KUALA LUMPUR: President Barack Obama has postponed a visit to Malaysia due to the US government shutdown, Prime Minister Datuk Seri Najib Razak said on Wednesday. Obama was set to visit Malaysia for an address scheduled for Oct 11 as part of a four-country swing through South-East Asia including international summits in Indonesia and Brunei.
It is not immediately clear whether the budget crisis in Washington will affect the rest of the US president's long-planned trip to Asia. State news agency Bernama and other media outlets quoted Najib as saying Obama's trip was now off. He would send Secretary of State John Kerry to Malaysia in his place, reports said. "Obama expressed his disappointment that he was unable to visit Malaysia as scheduled," Najib was quoted as saying by the Malaysian Insider news website.
"However, the Secretary of State John Kerry will come... as Obama's representative." A spokeswoman in Najib's office confirmed the reports, saying Kerry would step in for Obama during his planned speech at an entrepreneurs summit in Kuala Lumpur on Oct 11, but declined further comment. The US president was also due to attend back-to-back summits of the Asia-Pacific Economic Cooperation (APEC) bloc on the Indonesian island of Bali and an East Asia summit in Brunei next week.
The Philippine government refused to comment on whether a planned stop by Obama in Manila would be affected. "As of yesterday, the trip was still proceeding and pushing through. But given the situation (in the United States) we would certainly understand if they had to cancel," Philippine government spokesman Ricky Carandang told AFP. The White House has not yet announced any changes to Obama's travel plans. White House spokesman Jay Carney on Tuesday said:
"We have no changes to announce to the president's schedule" It was reported earlier that a number of US government websites and Twitter feeds have been suspended due to a partial US government shutdown. Nasa's website was unavailable as non-essential services were closed, and the White House web page was not being updated, after a lapse in federal funding. The US Department of Homeland Security was not responding to public emails submitted via its website.
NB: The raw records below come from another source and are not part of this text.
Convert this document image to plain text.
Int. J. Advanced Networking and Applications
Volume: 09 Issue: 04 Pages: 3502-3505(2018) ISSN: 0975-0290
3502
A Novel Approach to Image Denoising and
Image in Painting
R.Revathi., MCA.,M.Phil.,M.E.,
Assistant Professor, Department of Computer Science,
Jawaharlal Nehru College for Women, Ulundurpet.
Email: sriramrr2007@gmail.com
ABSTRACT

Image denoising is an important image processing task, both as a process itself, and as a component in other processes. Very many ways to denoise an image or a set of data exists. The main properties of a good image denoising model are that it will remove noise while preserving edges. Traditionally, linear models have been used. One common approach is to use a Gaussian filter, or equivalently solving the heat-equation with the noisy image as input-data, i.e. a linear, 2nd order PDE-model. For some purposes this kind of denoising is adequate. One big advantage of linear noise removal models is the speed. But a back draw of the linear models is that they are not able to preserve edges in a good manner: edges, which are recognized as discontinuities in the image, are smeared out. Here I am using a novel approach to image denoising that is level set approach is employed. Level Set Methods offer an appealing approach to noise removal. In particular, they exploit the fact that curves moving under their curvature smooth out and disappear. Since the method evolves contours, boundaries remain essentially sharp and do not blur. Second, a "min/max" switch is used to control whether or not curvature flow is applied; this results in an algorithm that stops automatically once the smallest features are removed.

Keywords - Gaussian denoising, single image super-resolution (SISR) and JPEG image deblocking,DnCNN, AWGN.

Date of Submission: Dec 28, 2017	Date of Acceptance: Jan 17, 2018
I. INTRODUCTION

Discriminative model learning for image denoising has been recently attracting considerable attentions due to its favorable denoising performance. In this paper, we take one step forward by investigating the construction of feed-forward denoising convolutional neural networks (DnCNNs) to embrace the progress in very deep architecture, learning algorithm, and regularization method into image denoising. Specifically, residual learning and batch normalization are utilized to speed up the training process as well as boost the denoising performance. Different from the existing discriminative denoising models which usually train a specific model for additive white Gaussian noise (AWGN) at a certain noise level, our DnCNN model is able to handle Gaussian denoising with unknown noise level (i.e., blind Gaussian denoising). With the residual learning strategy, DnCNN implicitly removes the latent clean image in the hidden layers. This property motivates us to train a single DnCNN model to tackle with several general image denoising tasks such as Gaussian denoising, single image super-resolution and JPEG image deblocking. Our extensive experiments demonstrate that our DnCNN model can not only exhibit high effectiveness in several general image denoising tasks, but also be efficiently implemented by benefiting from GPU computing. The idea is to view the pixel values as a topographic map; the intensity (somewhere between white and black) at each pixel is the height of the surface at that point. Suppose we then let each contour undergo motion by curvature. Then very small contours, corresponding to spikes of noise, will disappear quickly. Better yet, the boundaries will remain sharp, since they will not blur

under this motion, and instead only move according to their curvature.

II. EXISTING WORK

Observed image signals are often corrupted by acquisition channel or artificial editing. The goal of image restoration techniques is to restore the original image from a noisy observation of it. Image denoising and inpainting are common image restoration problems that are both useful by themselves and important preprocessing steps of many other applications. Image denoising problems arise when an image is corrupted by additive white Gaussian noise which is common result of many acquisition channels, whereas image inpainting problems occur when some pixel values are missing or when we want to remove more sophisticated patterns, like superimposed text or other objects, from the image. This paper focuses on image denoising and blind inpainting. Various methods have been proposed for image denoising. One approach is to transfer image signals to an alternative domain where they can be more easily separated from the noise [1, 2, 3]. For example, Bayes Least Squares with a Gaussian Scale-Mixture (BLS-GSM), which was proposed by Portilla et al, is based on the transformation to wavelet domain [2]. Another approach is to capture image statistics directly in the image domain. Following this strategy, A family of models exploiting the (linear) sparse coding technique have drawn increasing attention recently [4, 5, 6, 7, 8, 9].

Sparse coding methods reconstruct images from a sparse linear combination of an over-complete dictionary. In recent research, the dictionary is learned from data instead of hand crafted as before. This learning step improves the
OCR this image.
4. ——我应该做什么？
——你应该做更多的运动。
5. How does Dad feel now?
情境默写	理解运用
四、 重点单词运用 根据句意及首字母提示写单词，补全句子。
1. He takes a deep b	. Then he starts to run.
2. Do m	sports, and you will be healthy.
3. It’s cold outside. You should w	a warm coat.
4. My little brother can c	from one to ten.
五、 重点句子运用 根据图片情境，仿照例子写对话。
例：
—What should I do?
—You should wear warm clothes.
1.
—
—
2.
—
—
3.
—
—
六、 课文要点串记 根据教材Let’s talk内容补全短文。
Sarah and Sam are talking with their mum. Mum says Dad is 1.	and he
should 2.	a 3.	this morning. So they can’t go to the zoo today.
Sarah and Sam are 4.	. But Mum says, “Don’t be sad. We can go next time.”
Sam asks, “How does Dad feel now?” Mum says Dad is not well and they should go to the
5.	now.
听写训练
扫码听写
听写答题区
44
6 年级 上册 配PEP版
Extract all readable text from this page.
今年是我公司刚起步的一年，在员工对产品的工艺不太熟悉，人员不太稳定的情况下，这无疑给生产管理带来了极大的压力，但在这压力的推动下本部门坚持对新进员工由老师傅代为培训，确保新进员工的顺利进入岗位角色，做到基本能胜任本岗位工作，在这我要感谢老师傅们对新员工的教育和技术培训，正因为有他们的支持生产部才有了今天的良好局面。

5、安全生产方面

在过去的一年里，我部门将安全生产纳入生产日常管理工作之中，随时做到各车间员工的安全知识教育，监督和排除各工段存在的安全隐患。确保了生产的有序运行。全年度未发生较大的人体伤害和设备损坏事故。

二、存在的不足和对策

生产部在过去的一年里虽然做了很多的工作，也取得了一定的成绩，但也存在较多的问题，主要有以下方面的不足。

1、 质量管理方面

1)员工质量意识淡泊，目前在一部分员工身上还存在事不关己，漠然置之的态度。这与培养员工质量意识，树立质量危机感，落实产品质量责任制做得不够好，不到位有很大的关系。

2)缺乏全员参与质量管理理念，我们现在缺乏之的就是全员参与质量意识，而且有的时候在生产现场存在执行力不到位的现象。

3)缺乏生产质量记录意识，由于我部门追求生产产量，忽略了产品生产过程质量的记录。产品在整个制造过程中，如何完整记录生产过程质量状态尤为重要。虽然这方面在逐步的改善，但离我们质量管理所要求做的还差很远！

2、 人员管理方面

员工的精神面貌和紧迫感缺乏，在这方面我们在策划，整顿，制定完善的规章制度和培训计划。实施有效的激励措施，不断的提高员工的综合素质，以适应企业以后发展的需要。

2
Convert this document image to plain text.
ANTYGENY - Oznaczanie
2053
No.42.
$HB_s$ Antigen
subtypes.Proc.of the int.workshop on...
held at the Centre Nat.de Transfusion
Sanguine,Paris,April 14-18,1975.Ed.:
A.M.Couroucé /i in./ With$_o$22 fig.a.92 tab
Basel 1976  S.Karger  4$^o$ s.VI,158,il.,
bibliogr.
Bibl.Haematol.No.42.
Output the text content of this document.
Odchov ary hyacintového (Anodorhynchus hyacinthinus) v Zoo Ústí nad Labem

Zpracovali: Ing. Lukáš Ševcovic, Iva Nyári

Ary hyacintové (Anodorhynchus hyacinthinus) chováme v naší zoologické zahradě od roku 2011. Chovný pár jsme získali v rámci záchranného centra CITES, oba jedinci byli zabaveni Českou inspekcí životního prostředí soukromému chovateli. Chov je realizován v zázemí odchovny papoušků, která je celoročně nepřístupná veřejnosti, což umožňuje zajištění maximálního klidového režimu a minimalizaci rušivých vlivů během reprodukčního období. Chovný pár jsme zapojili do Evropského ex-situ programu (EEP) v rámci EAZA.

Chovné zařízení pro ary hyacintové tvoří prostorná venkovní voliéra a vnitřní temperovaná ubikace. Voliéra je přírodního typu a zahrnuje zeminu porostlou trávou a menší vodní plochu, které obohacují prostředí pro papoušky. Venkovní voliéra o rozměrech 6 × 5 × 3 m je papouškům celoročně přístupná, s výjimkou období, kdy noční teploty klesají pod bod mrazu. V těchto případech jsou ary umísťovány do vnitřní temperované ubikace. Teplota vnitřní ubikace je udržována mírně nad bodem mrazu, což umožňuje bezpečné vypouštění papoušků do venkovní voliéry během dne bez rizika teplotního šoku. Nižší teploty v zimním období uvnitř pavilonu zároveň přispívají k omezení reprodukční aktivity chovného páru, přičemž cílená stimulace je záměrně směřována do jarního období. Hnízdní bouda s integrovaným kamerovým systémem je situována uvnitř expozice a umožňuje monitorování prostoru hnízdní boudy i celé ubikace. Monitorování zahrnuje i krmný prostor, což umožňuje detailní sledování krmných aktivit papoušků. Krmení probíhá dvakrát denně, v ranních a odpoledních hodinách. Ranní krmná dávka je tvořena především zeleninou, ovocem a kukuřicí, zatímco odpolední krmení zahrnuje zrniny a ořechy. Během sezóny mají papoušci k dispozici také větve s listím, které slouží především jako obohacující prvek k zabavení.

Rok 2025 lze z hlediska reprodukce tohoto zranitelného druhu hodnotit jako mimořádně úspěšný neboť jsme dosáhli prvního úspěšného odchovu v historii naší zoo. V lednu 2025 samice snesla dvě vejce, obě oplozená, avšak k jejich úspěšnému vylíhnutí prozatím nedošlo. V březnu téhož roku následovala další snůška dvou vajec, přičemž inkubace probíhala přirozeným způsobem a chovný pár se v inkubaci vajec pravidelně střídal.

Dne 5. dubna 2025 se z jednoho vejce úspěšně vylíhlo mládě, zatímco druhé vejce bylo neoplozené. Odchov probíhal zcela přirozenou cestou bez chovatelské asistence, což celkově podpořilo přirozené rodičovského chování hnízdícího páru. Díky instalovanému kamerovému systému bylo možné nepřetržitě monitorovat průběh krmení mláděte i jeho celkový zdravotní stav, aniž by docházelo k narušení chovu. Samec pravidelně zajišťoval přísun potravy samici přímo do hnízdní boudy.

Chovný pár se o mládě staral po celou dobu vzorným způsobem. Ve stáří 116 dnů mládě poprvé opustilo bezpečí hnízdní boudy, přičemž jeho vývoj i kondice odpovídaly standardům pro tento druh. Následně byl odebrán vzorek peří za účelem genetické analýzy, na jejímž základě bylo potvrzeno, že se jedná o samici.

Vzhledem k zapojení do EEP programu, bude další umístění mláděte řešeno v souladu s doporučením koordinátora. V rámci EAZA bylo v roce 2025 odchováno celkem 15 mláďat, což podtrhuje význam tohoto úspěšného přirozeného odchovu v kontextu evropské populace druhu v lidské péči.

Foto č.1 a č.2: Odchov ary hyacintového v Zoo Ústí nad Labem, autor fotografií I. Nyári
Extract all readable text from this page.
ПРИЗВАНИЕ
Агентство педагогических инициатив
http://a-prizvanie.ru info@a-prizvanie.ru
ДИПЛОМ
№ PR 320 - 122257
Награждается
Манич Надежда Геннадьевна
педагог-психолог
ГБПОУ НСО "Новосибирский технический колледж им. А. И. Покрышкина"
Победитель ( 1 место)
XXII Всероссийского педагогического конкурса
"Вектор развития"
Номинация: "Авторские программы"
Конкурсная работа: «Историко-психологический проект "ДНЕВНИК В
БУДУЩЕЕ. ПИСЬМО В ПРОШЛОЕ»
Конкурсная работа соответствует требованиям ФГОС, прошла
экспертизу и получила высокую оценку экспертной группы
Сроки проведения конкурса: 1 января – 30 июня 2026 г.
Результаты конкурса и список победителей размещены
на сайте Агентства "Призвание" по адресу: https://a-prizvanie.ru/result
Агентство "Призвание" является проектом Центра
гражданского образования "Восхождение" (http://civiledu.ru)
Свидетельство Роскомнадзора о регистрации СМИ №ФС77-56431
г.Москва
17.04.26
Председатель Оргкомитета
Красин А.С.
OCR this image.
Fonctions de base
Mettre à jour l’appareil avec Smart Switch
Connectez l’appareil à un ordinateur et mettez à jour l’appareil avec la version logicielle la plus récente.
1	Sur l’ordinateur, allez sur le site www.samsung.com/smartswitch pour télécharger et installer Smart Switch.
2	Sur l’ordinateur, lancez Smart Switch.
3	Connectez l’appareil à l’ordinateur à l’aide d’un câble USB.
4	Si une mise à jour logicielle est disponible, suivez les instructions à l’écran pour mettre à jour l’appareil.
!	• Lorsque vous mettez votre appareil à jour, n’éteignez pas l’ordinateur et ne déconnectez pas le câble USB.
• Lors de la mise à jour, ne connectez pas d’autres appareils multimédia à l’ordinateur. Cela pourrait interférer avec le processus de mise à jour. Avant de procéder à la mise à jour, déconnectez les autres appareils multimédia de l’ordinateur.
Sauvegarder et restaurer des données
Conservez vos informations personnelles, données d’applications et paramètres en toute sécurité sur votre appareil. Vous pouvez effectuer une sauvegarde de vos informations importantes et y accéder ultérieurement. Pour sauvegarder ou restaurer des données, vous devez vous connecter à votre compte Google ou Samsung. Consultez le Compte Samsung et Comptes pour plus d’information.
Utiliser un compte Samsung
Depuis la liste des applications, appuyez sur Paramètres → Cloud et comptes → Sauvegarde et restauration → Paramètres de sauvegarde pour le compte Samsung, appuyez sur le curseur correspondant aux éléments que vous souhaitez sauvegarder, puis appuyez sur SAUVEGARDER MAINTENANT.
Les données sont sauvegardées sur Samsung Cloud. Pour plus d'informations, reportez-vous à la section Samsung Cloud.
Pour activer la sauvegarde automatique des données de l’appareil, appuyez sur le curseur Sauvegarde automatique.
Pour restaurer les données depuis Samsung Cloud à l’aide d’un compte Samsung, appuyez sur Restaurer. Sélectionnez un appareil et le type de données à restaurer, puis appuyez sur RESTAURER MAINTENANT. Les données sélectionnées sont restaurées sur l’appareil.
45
US government employees affected by the shutdown were not able to access email. Republican opposition to President Obama's healthcare reform law, the Affordable Care Act, lead to the the government shutdown yesterday. The act, known also as Obamacare, has caused legislative deadlock. Congress failed to pass legislation to fund the government on Monday. Workers' email access suspended Thousands of federal workers who had been sent home yesterday were barred from accessing work emails as part of US government policy.
The same US law which gave the legal basis for the shutdown, the Antideficiency Act, also prohibited work "via mobile devices or remote computer connections" for employees who had been sent home. Communications channels for members of the public were also affected by the shutdown. US citizens can normally use federal websites and Twitter feeds to put queries to government institutions.
Yesterday, email questions from the public were not being processed by US bodies including the US Department of Justice and the Department of Homeland Security. "Due to the lapse in government funding, information on this website will not be routinely updated, the transactions submitted via the website may not be processed, and the department may not be able to respond to inquiries until funding has been restored," read a notice on the Department of Justice site.
People trying to reach Nasa's main website were redirected to a US government notice explaining that the page was not available. Other federal websites such as the US Department of Agriculture and the US Census Bureau displayed holding pages. Dozens of Twitter feeds, including tweets from the National Park Service for the Statue of Liberty, were stopped. Smaller federal institutions such as the Smithsonian National Zoo were affected by the shutdown.
The zoo's webcams, which normally stream images of giant pandas, cheetahs, flamingos, and naked mole rats, were also down. "None of our live animal cams will broadcast," said a notice on the Smithsonian National Zoo web page. "The cams require federal resources, primarily staff, to run and broadcast. They've been deemed non-essential during the shutdown."